Biz bunu istemiyoruz. Bizim açımızdan bir birliğin programı olmalı, hedefi olmalı. Bizim ilkelerimiz belli. Biz geçtiğimiz Eylül ayında Türkiye solunda düzen dışı gördüğümüz partilere, bunlar ÖDP, EMEP ve HADEP, bir mektup yazdık. Dedik ki; bizim ilkelerimiz bunlardır, gelin seçim dönemini beklemeden bunun etrafında bir şey örelim, bir yanıt bile almadık. Şimdi ne zaman olsa Türkiye'de bir anda solun birliği gibi görüşmeler oluyor, bu çok da ilkeli gitmiyor. Bu nedenle vakit kaybetmemek için, solun bu inandırıcılık kaybı meselesini kendi cephemizden çözebilmek için biz süratle seçimlere dair kararımız geçtiğimiz hafta yaptığımız merkez komitesi toplantısında aldık.
Emekçilerin birliği
EMEP'li yöneticilerin yaptığı açıklamada partilerden çok emekçilerin birliği için çaba gösterdiklerini belirttiler. Buna ilişkin yaklaşımınız nedir?
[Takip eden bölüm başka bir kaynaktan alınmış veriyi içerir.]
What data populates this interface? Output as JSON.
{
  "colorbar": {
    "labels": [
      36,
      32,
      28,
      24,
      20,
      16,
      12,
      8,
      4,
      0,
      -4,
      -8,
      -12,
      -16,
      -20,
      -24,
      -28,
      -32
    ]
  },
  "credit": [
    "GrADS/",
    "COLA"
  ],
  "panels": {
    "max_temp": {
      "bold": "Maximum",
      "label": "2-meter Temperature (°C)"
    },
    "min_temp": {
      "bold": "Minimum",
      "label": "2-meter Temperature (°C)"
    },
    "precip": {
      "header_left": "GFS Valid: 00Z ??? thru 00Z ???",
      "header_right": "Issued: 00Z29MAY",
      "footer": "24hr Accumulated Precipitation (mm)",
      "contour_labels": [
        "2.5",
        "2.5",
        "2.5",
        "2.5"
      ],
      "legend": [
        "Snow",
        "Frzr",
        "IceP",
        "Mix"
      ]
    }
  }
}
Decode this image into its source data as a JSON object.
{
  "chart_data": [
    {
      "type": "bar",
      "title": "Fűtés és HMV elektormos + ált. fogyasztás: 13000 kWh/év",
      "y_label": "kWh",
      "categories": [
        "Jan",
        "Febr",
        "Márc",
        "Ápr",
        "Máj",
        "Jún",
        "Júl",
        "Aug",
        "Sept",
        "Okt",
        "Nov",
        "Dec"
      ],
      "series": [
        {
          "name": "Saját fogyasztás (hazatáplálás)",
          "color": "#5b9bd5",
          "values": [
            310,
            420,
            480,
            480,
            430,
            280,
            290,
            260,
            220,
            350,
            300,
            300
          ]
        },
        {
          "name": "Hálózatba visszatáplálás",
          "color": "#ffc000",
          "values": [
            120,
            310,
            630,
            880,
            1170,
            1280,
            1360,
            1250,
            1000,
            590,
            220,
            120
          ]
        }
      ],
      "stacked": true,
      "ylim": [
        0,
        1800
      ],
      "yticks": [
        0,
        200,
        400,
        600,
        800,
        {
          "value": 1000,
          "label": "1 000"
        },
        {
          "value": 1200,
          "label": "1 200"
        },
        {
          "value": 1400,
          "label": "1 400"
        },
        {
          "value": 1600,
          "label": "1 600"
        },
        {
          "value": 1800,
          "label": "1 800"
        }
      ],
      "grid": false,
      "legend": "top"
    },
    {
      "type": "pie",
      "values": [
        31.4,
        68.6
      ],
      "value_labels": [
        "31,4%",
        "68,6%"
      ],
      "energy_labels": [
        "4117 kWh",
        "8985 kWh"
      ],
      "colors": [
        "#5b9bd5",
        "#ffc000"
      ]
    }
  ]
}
Bu doğal. Keşke seçim döneminden önce bu çabalar doğrultusunda harekete geçilseydi. Ama şurası muhakkak. Seçim dönemlerinde siyasi partilerin kurumsallığı son derece kritiktir. Bu kurumsallığın üzerine örtecek bir şey ortaya çıkacak. Yani emekçilerin birliği neyle somutlanacak?
Mutlaka onların örgütleriyle somutlanacak. Dolayısıyla onların örgütlerine hele hele siyasi partileri geriye çekerek bir birlikteliğe ulaşma şansımız yok.
TKP'nin bu sene seçime ilk kez girecek olmasının da bu karara bir etkisi var mı?
Var. TKP, 80 yıl yasaklı olan bir adı bu yıl seçimlerde örgütlü bir şekilde kullanma hakkını elde etti. Bu hak, bize ait değil. Biz bu hakkı kullanmadığımız takdirde çok açık ki, büyük bir suç işlemiş oluruz. Yani bu yıl bu seçimlerin en önemli olgularından bir tanesi, TKP adıyla seçime katılınacak olması. O bize ait bir olgu değil tek başına.
İttifakın olmamasının ana nedeni bu mu?
Bu da bir neden ama asıl neden altını çiziyorum...
Tartışmaların ilkesi
Geç kalmışlık olarak mı görüyorsunuz?
Geç kalmışlık hem de ilkesi yok. Bugünkü tartışmaların ilkesi yok. Biz Avrupa Birliği'ne (AB) karşıyız. Biz aydınlanmacı bir partiyiz, gericiliğe karşı aydınlanmacı bir partiyiz. Özelleştirmeye karşıyız. Savaşa karşıyız. ÖDP ile biz bunların hangisini konuşacağız. EMEP'le bir çok konuda ortaklaşıyoruz ama bazı başlıklar var. Bu başlıklarda ayrı düştüğümüz oluyor. Bunları değerlendirmek için oldukça geç şu anda. Biz kendi ilkelerimizle, solun evrensel ilkesi olduğunu düşündüğümüz ilkelerle seçimlerde tek başımıza katılma kararı aldık.
Siyasi oluşumlara açık
Diğer emekten yana siyasi partilerin dışında diğer siyasi güçlere karşı tavrınız da aynı şekilde mi?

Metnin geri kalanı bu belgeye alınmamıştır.